Dall'osservazione della muta nel giro precedente e da come si stava sviluppando l'azione avevo intuito che la lepre probabilmente sarebbe passata ancora in quel punto ed ero fiducioso di vederla. Il concorrente era naturalmente eccitato per il lavoro dei suoi cani e ogni volta che il suo sguardo incrociava il mio sembrava dirmi «Signor giudice, questo è un lavoro da CAC». Per i non avvezzi alla terminologia della cinofilia agonistica, l'acronimo CAC - Certificato di Attitudine al Campionato - rappresenta l'assegnazione di un cartellino che è la massima qualifica ottenibile, in questo caso in prova lavoro, ed+ attesta le qualità non comuni del cane a cui viene assegnato e che può aspirare alla qualifica di campione italiano di lavoro. «Questa lepre ormai non ha più scampo», mi disse il concorrente, «Non la perderanno più, questi cani sono inseguitori formidabili». Lo guardai con un sorriso e, vista l'atmosfera assolutamente amichevole, dissi «La lepre sta tornando, quando sarà qui farò un rumore e lei sicuramente scarterà. Se riusciranno a risolvere il fallo assegnerò a quel tuo maschio il cartellino del CAC che avrà sicuramente meritato». Il concorrente, senza parlare, alzò il pollice in segno di assenso.
Poco dopo la lepre ci arrivò tra i piedi. Due colpi di tosse e, come previsto, scartò bruscamente ad angolo retto lanciandosi nel fondo di un fosso che correva parallelo alla mulattiera. I cani arrivarono veloci sulla traccia della lepre un paio di minuti dopo e… fine di tutto. Il concorrente, che aveva visto il punto dove la lepre si era infilata, provò anche lui personalmente a portarci i cani, ma… nulla. Lasciai che il tentativo di risoluzione del fallo si protraesse per una decina di minuti ancora, senza successo, poi chiusi il turno. Assegnai comunque a quella muta una qualifica alta e strinsi la mano al concorrente, per altro meritevole dei complimenti che, con voce da cui traspariva incredulità, commentò «Incredibile, non mi era mai capitata una cosa così».
Strumento atavico di difesa, non atto volontario
Ci sono invece casi più fortunati dove i cani riescono a riannodare la traccia, ovviamente anche per loro merito, qualche centinaio di metri più avanti e riprendono brillantemente l'inseguimento.
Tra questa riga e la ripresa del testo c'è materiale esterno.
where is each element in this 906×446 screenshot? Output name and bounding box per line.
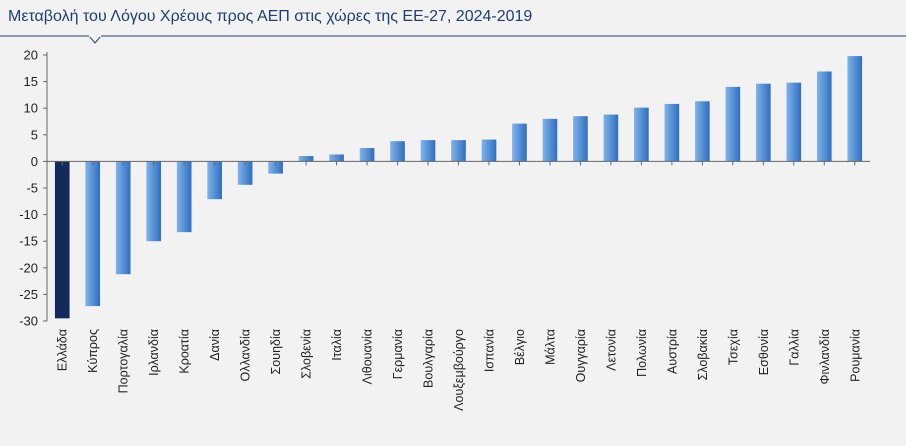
bar-2 bbox=[115, 161, 131, 275]
x-category-label: Λουξεμβούργο bbox=[452, 329, 466, 411]
x-category-label: Κύπρος bbox=[86, 329, 100, 373]
x-category-label: Ρουμανία bbox=[848, 329, 862, 382]
bar-17 bbox=[573, 116, 588, 162]
bar-24 bbox=[786, 82, 802, 162]
bars-group bbox=[54, 56, 863, 319]
bar-5 bbox=[207, 161, 222, 200]
x-category-label: Τσεχία bbox=[726, 329, 740, 365]
bar-14 bbox=[481, 139, 497, 162]
bar-9 bbox=[329, 154, 344, 162]
x-category-label: Ισπανία bbox=[482, 329, 496, 372]
bar-6 bbox=[237, 161, 253, 185]
bar-19 bbox=[634, 107, 649, 162]
x-category-label: Δανία bbox=[208, 329, 222, 361]
y-axis: 20 15 10 5 0 -5 -10 -15 -20 -25 -30 bbox=[19, 48, 48, 329]
bar-1 bbox=[85, 161, 101, 307]
y-tick-label: 10 bbox=[24, 101, 38, 116]
bar-23 bbox=[756, 83, 771, 162]
x-category-label: Ιταλία bbox=[330, 329, 344, 361]
y-tick-label: -20 bbox=[19, 260, 38, 275]
x-category-label: Πολωνία bbox=[635, 329, 649, 377]
y-tick-label: -25 bbox=[19, 287, 38, 302]
x-category-label: Βέλγιο bbox=[513, 329, 527, 365]
bar-22 bbox=[725, 86, 741, 162]
x-category-label: Εσθονία bbox=[757, 329, 771, 375]
x-category-label: Ολλανδία bbox=[239, 329, 253, 381]
x-category-label: Γερμανία bbox=[391, 329, 405, 379]
bar-18 bbox=[603, 114, 619, 162]
x-category-label: Σλοβακία bbox=[696, 329, 710, 380]
x-category-label: Ελλάδα bbox=[56, 329, 70, 371]
x-category-label: Γαλλία bbox=[787, 329, 801, 366]
x-category-label: Σουηδία bbox=[269, 329, 283, 374]
x-category-label: Φινλανδία bbox=[818, 329, 832, 385]
bar-8 bbox=[298, 156, 314, 162]
x-category-label: Ουγγαρία bbox=[574, 329, 588, 382]
bar-26 bbox=[847, 56, 863, 162]
x-category-label: Αυστρία bbox=[665, 329, 679, 374]
y-tick-label: -30 bbox=[19, 314, 38, 329]
bar-12 bbox=[420, 140, 436, 162]
bar-15 bbox=[512, 123, 527, 162]
x-category-label: Βουλγαρία bbox=[422, 329, 436, 388]
x-category-label: Λετονία bbox=[604, 329, 618, 371]
x-axis: Ελλάδα Κύπρος Πορτογαλία Ιρλανδία Κροατία Δαν… bbox=[47, 160, 870, 411]
bar-16 bbox=[542, 118, 558, 162]
y-tick-label: 20 bbox=[24, 48, 38, 63]
x-category-label: Κροατία bbox=[178, 329, 192, 374]
bar-21 bbox=[695, 101, 710, 162]
y-tick-label: 0 bbox=[31, 154, 38, 169]
bar-25 bbox=[816, 71, 832, 162]
x-category-label: Σλοβενία bbox=[300, 329, 314, 379]
x-category-label: Λιθουανία bbox=[361, 329, 375, 384]
bar-0 bbox=[54, 161, 70, 319]
y-tick-label: 15 bbox=[24, 74, 38, 89]
bar-7 bbox=[268, 161, 283, 174]
bar-10 bbox=[359, 148, 375, 162]
y-tick-label: -10 bbox=[19, 207, 38, 222]
bar-4 bbox=[176, 161, 192, 233]
y-tick-label: -15 bbox=[19, 234, 38, 249]
y-tick-label: -5 bbox=[26, 181, 38, 196]
bar-3 bbox=[146, 161, 161, 242]
bar-13 bbox=[451, 140, 466, 162]
bar-20 bbox=[664, 103, 680, 162]
bar-11 bbox=[390, 141, 405, 162]
x-category-label: Ιρλανδία bbox=[147, 329, 161, 376]
y-tick-label: 5 bbox=[31, 127, 38, 142]
x-category-label: Πορτογαλία bbox=[117, 329, 131, 393]
x-category-label: Μάλτα bbox=[543, 329, 557, 365]
title-rule bbox=[0, 35, 906, 44]
chart-title: Μεταβολή του Λόγου Χρέους προς ΑΕΠ στις … bbox=[8, 8, 533, 25]
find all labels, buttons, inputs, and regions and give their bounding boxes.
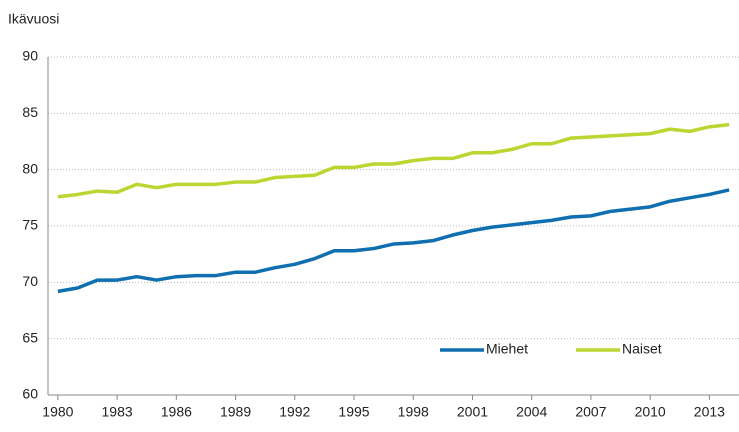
- x-tick-label: 2013: [694, 404, 725, 420]
- line-series: [57, 122, 730, 199]
- x-tick-label: 1995: [338, 404, 369, 420]
- x-tick-label: 2001: [457, 404, 488, 420]
- x-tick-label: 1980: [42, 404, 73, 420]
- x-tick-label: 1986: [161, 404, 192, 420]
- y-tick-label: 80: [22, 160, 38, 176]
- x-tick-label: 2004: [516, 404, 547, 420]
- x-tick-label: 2010: [635, 404, 666, 420]
- y-axis-title: Ikävuosi: [8, 11, 59, 27]
- y-tick-label: 70: [22, 273, 38, 289]
- legend-label: Naiset: [622, 341, 662, 357]
- line-series: [57, 188, 730, 294]
- x-tick-label: 1989: [220, 404, 251, 420]
- legend-label: Miehet: [486, 341, 528, 357]
- y-tick-label: 90: [22, 48, 38, 64]
- x-tick-label: 1992: [279, 404, 310, 420]
- y-tick-label: 65: [22, 329, 38, 345]
- y-tick-label: 75: [22, 217, 38, 233]
- x-tick-label: 2007: [575, 404, 606, 420]
- x-tick-label: 1983: [102, 404, 133, 420]
- x-tick-label: 1998: [398, 404, 429, 420]
- y-tick-label: 60: [22, 386, 38, 402]
- y-tick-label: 85: [22, 104, 38, 120]
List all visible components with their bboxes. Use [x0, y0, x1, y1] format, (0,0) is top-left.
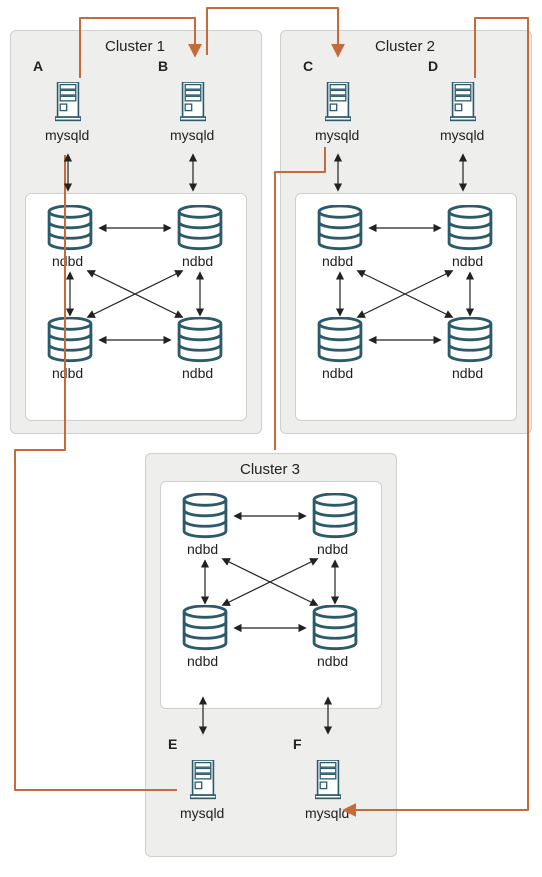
- server-icon-D: [450, 82, 476, 127]
- ndb-label: ndbd: [52, 365, 83, 381]
- ndb-label: ndbd: [182, 365, 213, 381]
- node-letter-B: B: [158, 58, 168, 74]
- node-label-A: mysqld: [45, 127, 89, 143]
- ndb-label: ndbd: [452, 253, 483, 269]
- diagram-canvas: Cluster 1 Amysqld Bmysqld ndbd ndbd ndbd: [0, 0, 542, 877]
- server-icon-A: [55, 82, 81, 127]
- ndb-label: ndbd: [317, 653, 348, 669]
- node-label-D: mysqld: [440, 127, 484, 143]
- db-icon: [446, 205, 494, 256]
- node-letter-A: A: [33, 58, 43, 74]
- db-icon: [46, 317, 94, 368]
- ndb-label: ndbd: [452, 365, 483, 381]
- cluster-title-c3: Cluster 3: [240, 461, 300, 478]
- node-label-E: mysqld: [180, 805, 224, 821]
- db-icon: [311, 493, 359, 544]
- server-icon-F: [315, 760, 341, 805]
- server-icon-E: [190, 760, 216, 805]
- server-icon-B: [180, 82, 206, 127]
- node-label-B: mysqld: [170, 127, 214, 143]
- db-icon: [46, 205, 94, 256]
- db-icon: [316, 317, 364, 368]
- node-letter-C: C: [303, 58, 313, 74]
- node-letter-F: F: [293, 736, 302, 752]
- ndb-label: ndbd: [182, 253, 213, 269]
- ndb-label: ndbd: [187, 653, 218, 669]
- ndb-label: ndbd: [322, 365, 353, 381]
- ndb-label: ndbd: [187, 541, 218, 557]
- node-label-C: mysqld: [315, 127, 359, 143]
- node-letter-D: D: [428, 58, 438, 74]
- db-icon: [446, 317, 494, 368]
- db-icon: [176, 205, 224, 256]
- db-icon: [311, 605, 359, 656]
- db-icon: [316, 205, 364, 256]
- node-letter-E: E: [168, 736, 177, 752]
- ndb-label: ndbd: [317, 541, 348, 557]
- ndb-label: ndbd: [322, 253, 353, 269]
- cluster-title-c1: Cluster 1: [105, 38, 165, 55]
- db-icon: [181, 493, 229, 544]
- server-icon-C: [325, 82, 351, 127]
- node-label-F: mysqld: [305, 805, 349, 821]
- db-icon: [176, 317, 224, 368]
- ndb-label: ndbd: [52, 253, 83, 269]
- cluster-title-c2: Cluster 2: [375, 38, 435, 55]
- db-icon: [181, 605, 229, 656]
Possiamo riportare questa situazione di scomparsa/ricomparsa dell'emanazione ad un ancestrale meccanismo di difesa degli animali con la liberazione improvvisa di adrenalina secreta come riflesso immediato all'improvvisa percezione di pericolo che, per quanto detto in precedenza, crea una situazione di blocco dell'emanazione. Questo viene rimosso poco dopo per l'inattivazione dell'adrenalina stessa vista la sua fugacità d'azione. In conclusione, per gli animali la secrezione di questo ormone va considerato come un importante meccanismo riflesso di difesa che ha radici ataviche e che al momento non risulta avere alcuna implicazione di volontarietà nel controllo dell'emanazione stessa.